‘An Indian chieftain jingled along beside her as she made her way to the butcher’s shop; a stick of rhubarb perched on her dog; a mouse issued from her arm; a soap dish chased her down the stairs.’ – The Haunting of Alma Fielding by Kate Summerscale

June 21, 2021 at 3:52 pm (Book review, books)

  What? thought I. A book about seances,  ghosts, spirits, poltergeists, etc. etc. Who would want to read about such silly stuff? What serious author would even write about it?

Kate Summerscale would. And in fact, she’s the reason I obtained this book in the first place. Summerscale’s nonfiction is excellent; I’ve read Mrs. Robinson’s Disgrace, The Wicked Boy, and most especially her true crime masterpiece, The Suspicions of Mr. Whicher.

Kate Summerscale

So, on the strength of  my great liking for this author’s previous work, I determined to give The Haunting of Alma Fielding a try. I picked it up…

And of course, I couldn’t put it down.

The year was 1938. The place was Croydon, a borough in South London. Alma Fielding lived there with her husband, son, and a lodger. Alma was a thoroughly unremarkable young woman who was, apparently, tired of being unremarkable. Suddenly, in her house, all sorts of bizarre things began to happen, along the lines of what I quoted in the title of this post.

An article about these strange occurrences appeared in a local paper; this brought the situation to the attention  of a striving psychical researcher, a refugee from Hungary named Nandor Fodor. Fodor worked for the International Institute for Psychical Research, an organization whose specialty was researching reports of supernatural phenomena. Fodor, a true believer, prevailed on Alma to become a subject for his research under the auspices of the Institute. She assented.

And so the strange tale began.

Alma and her family were not the only Londoners having these disquieting experiences. Similar instances were being reported by a number of other people, including one who claimed he was being bedeviled by a talking mongoose. Summerscale illuminates the zeitgeist that informs the background of all this:

Many Britons had turned to spiritualism in the 1920s because of the losses of war, and many were turning to it now for fear of a conflict to come. Spiritualist seances offered a sense of wonder and intimacy rarely found in the Church of England, where attendances were falling so fast that the Archbishop of Canterbury had appointed  a committee to investigate the allure of the rival faith.
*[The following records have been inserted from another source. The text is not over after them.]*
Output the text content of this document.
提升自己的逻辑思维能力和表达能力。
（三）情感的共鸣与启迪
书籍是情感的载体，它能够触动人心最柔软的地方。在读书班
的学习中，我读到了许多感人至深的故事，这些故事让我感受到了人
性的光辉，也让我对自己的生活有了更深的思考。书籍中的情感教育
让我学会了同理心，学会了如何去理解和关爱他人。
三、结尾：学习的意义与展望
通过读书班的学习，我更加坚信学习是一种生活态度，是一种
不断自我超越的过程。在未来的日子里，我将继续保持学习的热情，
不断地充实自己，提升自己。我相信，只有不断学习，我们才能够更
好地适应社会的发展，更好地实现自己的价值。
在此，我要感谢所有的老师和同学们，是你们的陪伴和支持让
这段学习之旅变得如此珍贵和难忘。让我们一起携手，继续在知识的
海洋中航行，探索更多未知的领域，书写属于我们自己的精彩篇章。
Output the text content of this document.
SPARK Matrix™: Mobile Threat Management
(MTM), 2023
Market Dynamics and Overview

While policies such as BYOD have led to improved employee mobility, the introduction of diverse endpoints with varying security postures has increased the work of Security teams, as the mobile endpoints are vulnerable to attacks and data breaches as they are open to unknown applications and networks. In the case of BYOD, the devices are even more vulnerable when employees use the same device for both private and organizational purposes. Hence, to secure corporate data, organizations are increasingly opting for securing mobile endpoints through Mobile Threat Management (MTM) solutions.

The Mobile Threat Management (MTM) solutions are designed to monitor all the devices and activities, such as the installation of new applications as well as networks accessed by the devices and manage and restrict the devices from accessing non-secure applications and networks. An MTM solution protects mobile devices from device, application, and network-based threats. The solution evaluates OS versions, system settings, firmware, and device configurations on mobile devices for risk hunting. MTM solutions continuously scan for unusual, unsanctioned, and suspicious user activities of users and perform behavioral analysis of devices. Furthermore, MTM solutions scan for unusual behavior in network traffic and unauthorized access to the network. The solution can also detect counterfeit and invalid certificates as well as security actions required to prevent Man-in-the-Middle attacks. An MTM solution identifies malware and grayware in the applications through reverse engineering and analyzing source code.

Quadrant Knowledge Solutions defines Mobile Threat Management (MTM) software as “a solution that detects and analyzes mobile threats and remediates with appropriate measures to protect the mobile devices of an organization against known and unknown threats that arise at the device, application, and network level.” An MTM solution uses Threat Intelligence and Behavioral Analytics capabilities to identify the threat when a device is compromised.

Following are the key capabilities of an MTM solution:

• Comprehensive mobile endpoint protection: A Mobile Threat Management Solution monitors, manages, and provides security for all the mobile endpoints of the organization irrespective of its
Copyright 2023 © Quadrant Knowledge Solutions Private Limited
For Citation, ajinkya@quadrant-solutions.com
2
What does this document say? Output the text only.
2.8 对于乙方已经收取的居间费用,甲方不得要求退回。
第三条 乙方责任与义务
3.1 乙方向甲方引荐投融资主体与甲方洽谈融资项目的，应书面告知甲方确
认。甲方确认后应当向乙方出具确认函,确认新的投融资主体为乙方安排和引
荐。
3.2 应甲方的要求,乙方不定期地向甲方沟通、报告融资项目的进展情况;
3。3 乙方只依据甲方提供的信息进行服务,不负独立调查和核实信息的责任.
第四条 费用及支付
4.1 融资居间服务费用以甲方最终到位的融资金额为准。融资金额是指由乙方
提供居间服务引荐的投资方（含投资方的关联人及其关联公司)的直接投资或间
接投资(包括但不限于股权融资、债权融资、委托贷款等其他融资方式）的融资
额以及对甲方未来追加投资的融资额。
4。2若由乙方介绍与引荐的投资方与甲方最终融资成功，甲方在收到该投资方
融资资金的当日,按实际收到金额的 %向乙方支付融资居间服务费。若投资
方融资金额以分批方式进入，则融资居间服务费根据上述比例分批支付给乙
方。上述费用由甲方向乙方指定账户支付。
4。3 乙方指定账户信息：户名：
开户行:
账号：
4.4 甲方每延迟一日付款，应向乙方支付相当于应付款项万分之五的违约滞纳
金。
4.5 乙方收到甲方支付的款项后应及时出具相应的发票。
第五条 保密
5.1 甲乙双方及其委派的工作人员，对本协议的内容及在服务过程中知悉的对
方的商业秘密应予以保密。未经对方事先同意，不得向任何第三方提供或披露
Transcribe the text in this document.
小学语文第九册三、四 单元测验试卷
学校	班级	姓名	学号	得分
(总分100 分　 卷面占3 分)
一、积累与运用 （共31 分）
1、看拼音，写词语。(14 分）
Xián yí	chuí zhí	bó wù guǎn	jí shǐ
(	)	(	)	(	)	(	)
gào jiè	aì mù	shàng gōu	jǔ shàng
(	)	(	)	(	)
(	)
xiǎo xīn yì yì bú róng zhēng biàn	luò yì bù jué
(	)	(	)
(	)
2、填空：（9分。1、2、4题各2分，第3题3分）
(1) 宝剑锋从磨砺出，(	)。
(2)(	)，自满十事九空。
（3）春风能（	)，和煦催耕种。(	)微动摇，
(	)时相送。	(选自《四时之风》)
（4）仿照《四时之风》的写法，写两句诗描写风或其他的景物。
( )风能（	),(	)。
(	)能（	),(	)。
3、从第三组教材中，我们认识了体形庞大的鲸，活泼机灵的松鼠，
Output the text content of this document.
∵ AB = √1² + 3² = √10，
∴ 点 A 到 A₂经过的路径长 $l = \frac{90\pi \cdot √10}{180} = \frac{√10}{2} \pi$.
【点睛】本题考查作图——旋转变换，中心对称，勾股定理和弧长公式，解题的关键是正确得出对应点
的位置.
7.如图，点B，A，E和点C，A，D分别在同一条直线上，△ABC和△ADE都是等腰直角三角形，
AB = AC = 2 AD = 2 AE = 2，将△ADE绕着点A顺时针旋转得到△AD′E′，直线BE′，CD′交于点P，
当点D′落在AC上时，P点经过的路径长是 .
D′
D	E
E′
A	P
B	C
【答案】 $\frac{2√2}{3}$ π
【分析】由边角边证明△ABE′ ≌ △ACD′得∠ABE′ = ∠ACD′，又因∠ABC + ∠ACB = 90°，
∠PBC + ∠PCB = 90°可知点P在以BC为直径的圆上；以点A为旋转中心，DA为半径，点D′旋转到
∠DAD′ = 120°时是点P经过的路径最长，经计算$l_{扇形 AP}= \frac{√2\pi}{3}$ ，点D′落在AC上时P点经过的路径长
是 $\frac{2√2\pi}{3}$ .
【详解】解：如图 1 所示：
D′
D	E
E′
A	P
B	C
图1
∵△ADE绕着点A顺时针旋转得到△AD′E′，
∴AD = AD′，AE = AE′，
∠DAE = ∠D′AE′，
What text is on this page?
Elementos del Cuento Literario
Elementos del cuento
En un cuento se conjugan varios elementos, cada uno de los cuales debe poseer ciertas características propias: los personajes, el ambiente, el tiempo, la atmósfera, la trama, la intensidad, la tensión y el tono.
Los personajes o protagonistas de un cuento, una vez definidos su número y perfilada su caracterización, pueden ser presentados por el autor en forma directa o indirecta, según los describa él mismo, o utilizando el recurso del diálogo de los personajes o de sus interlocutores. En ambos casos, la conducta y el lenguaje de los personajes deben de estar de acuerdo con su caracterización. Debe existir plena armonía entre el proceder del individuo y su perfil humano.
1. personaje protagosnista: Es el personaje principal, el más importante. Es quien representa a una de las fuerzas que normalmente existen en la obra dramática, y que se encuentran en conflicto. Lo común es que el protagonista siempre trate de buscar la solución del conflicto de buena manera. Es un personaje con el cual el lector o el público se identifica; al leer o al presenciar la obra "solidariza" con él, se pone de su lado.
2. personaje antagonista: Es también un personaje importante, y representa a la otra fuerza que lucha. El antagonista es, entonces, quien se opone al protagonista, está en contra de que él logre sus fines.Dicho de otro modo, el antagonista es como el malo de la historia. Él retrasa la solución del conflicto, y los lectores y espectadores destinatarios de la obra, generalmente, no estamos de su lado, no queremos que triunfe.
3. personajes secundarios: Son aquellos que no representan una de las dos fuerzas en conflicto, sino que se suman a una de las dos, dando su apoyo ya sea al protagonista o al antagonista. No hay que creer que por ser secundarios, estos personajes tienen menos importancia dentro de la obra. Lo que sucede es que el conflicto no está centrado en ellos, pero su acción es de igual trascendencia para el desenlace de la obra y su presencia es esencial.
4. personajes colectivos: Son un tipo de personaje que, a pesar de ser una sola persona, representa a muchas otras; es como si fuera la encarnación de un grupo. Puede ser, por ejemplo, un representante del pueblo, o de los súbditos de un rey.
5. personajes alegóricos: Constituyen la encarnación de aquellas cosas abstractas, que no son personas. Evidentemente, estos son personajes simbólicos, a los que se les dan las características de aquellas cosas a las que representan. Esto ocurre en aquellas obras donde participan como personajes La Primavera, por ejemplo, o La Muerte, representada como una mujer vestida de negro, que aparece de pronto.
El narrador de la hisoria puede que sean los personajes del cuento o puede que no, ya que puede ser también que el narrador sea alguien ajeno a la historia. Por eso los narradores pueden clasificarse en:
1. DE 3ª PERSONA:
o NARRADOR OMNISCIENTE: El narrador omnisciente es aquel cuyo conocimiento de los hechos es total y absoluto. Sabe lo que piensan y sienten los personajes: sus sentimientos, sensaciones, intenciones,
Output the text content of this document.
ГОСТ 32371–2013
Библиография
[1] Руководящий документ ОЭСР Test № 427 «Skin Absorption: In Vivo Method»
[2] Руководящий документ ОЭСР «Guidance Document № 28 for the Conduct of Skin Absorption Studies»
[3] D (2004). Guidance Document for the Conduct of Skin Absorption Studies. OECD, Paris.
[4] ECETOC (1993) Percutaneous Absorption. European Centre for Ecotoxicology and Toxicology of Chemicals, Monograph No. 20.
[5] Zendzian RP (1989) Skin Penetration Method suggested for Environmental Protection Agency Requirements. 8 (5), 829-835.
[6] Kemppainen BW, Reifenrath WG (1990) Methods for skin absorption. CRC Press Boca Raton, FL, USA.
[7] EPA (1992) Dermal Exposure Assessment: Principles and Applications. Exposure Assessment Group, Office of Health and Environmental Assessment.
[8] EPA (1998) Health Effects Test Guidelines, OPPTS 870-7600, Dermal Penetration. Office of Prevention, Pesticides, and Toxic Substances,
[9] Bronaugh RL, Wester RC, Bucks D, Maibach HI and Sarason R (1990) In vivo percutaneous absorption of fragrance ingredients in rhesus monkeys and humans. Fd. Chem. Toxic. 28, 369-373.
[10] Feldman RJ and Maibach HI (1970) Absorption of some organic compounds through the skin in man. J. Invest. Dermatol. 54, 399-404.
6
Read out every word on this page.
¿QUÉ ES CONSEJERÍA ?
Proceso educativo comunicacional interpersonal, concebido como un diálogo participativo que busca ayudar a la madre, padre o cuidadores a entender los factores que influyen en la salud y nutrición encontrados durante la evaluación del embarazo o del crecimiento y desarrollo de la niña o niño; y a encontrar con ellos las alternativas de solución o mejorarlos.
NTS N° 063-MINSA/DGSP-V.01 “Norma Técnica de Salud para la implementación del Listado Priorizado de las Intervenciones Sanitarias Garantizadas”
Naturally the times were rife  with charlatans looking for ways to fleece the gullible. As a news organ of the time reported,

‘Never have fortune-tellers, horoscope-casters, crystal ball gazers, teacup-twisters and fakers had so many mugs or made so much money.’

If this sounds as though it would make a lively retelling, it does.

Summerscale makes note of the number of literary works that, in subsequent years, took up the theme of ghostly goings-on, sometimes to great effect. Among them were The Haunting of Hill House by Shirley Jackson, Carrie by Stephen King, The Little Stranger by Sarah Waters, and Don’t Look Now by Daphne Du Maurier. (That last one was particularly scary; it was made into a movie with Julie Christie and Donald Sutherland, that intermixed sex and death in a way that made me want to run screaming from the premises.)

My recommendation? Read it, but during the daytime, in a well lit room.

Alma Fielding

 

1 Comment

  1. whatsnonfiction said,

    I loved this one too and could hardly put it down either! I think she handled this story beautifully, and it was so fascinating.